- Palter in Titanic, 1997
- Born: Leon Louis Palter November 3, 1928 New York City, U.S.
- Died: May 21, 2023 (aged 94) Los Angeles, California, U.S.
- Education: Tufts University Alfred University Northwestern University
- Occupation: Actor
- Spouse: Nancy Vawter ​ ​(m. 1956; died 2020)​
- Children: 2

= Lew Palter =

American actor (1928–2023)

Leon Louis Palter (November 3, 1928 – May 21, 2023) was an American actor. He was best known for playing Isidor Straus in the 1997 film Titanic. Aside from acting, he was longtime instructor at the CalArts School of Theater.

==Early life==
Leon Louis Palter was born in New York City's Brooklyn borough on November 3, 1928. He graduated from Tufts University and earned his master's degree at Alfred University. He also earned his PhD degree in theater at Northwestern University.

== Career ==
Palter appeared in New York productions such as The Madwoman of Chaillot and An Enemy of the People. He also directed Off-Broadway plays including Let Man Live, Overruled and The Trial of Lucullus. In 1965, he directed and produced with Robert L. Hobbs at the Millbrook Playhouse. He acted and directed on summer stock theaters. He began his screen career in 1967 with an appearance in the television series Run for Your Life. He guest-starred in numerous television programs including The A-Team, Day by Day, Charlie's Angels, Baretta, The Virginian, Columbo, The High Chaparral, Gunsmoke, Mission: Impossible, The Six Million Dollar Man, The Bionic Woman, Kojak, The Brady Bunch and The Flying Nun. He also played Det. Clark in seven episodes of the CBS drama television series Delvecchio, and guest-starred in The Doris Day Show. Aside from playing Isidor Straus in Titanic, he appeared in other films, such as The Steagle and First Monday in October.

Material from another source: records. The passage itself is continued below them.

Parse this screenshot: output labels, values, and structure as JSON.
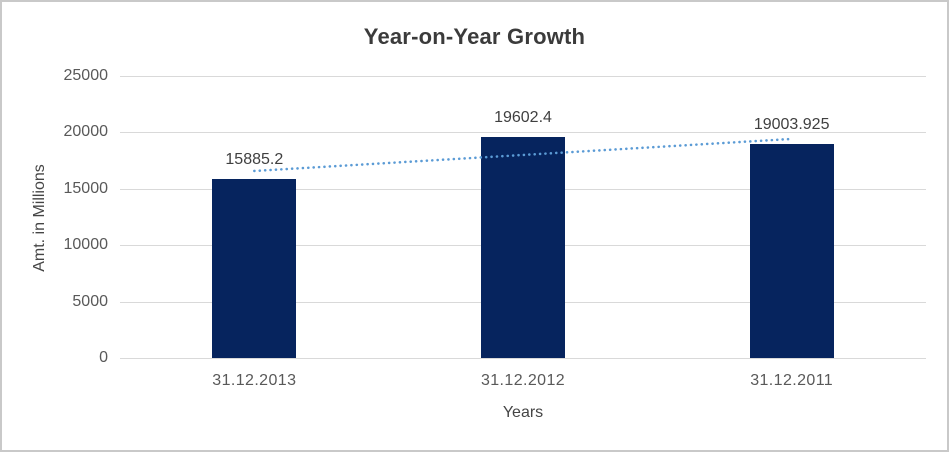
{
  "chart_data": {
    "type": "bar",
    "title": "Year-on-Year Growth",
    "xlabel": "Years",
    "ylabel": "Amt. in Millions",
    "categories": [
      "31.12.2013",
      "31.12.2012",
      "31.12.2011"
    ],
    "values": [
      15885.2,
      19602.4,
      19003.925
    ],
    "data_labels": [
      "15885.2",
      "19602.4",
      "19003.925"
    ],
    "yticks": [
      0,
      5000,
      10000,
      15000,
      20000,
      25000
    ],
    "ytick_labels": [
      "0",
      "5000",
      "10000",
      "15000",
      "20000",
      "25000"
    ],
    "ylim": [
      0,
      25000
    ],
    "grid": "horizontal",
    "legend": "none",
    "trendline": {
      "type": "linear",
      "style": "round-dotted",
      "start_value": 16580,
      "end_value": 19420
    },
    "colors": {
      "bar": "#06245E",
      "trendline": "#5B9BD5",
      "gridline": "#D9D9D9",
      "title_text": "#3B3B3B",
      "tick_text": "#595959",
      "data_label_text": "#404040",
      "axis_title_text": "#454545",
      "frame_border": "#C9C9C9",
      "background": "#FFFFFF"
    }
  }
}
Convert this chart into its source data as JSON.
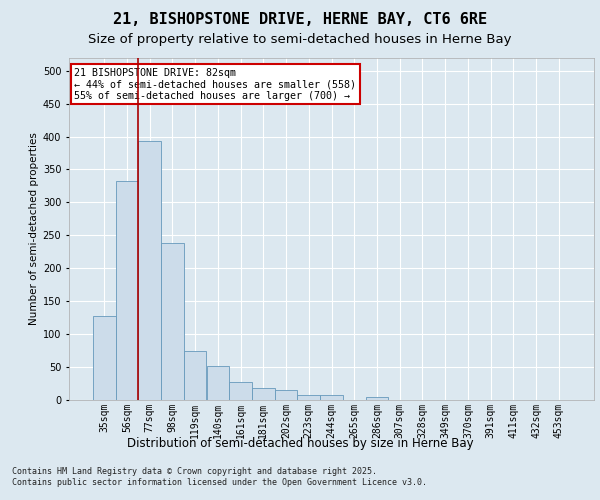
{
  "title1": "21, BISHOPSTONE DRIVE, HERNE BAY, CT6 6RE",
  "title2": "Size of property relative to semi-detached houses in Herne Bay",
  "xlabel": "Distribution of semi-detached houses by size in Herne Bay",
  "ylabel": "Number of semi-detached properties",
  "categories": [
    "35sqm",
    "56sqm",
    "77sqm",
    "98sqm",
    "119sqm",
    "140sqm",
    "161sqm",
    "181sqm",
    "202sqm",
    "223sqm",
    "244sqm",
    "265sqm",
    "286sqm",
    "307sqm",
    "328sqm",
    "349sqm",
    "370sqm",
    "391sqm",
    "411sqm",
    "432sqm",
    "453sqm"
  ],
  "values": [
    128,
    333,
    393,
    238,
    75,
    52,
    28,
    18,
    15,
    8,
    8,
    0,
    5,
    0,
    0,
    0,
    0,
    0,
    0,
    0,
    0
  ],
  "bar_color": "#ccdcea",
  "bar_edge_color": "#6699bb",
  "vline_x": 1.5,
  "vline_color": "#aa0000",
  "annotation_text": "21 BISHOPSTONE DRIVE: 82sqm\n← 44% of semi-detached houses are smaller (558)\n55% of semi-detached houses are larger (700) →",
  "annotation_box_facecolor": "#ffffff",
  "annotation_box_edgecolor": "#cc0000",
  "bg_color": "#dce8f0",
  "plot_bg_color": "#dce8f0",
  "footer": "Contains HM Land Registry data © Crown copyright and database right 2025.\nContains public sector information licensed under the Open Government Licence v3.0.",
  "ylim": [
    0,
    520
  ],
  "yticks": [
    0,
    50,
    100,
    150,
    200,
    250,
    300,
    350,
    400,
    450,
    500
  ],
  "title1_fontsize": 11,
  "title2_fontsize": 9.5,
  "xlabel_fontsize": 8.5,
  "ylabel_fontsize": 7.5,
  "grid_color": "#ffffff",
  "tick_fontsize": 7,
  "footer_fontsize": 6
}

Having started teaching acting at the CalArts School of Theater in 1971, Palter remained a faculty member there until his retirement in 2013. His many students included Don Cheadle, Ed Harris, and Cecily Strong.

== Personal life ==
Palter was married to actress and costumer Nancy (née Vawter) from 1956 until her death in 2020. They had two daughters together.

Palter died from lung cancer at his home in Los Angeles, on May 21, 2023, at the age of 94.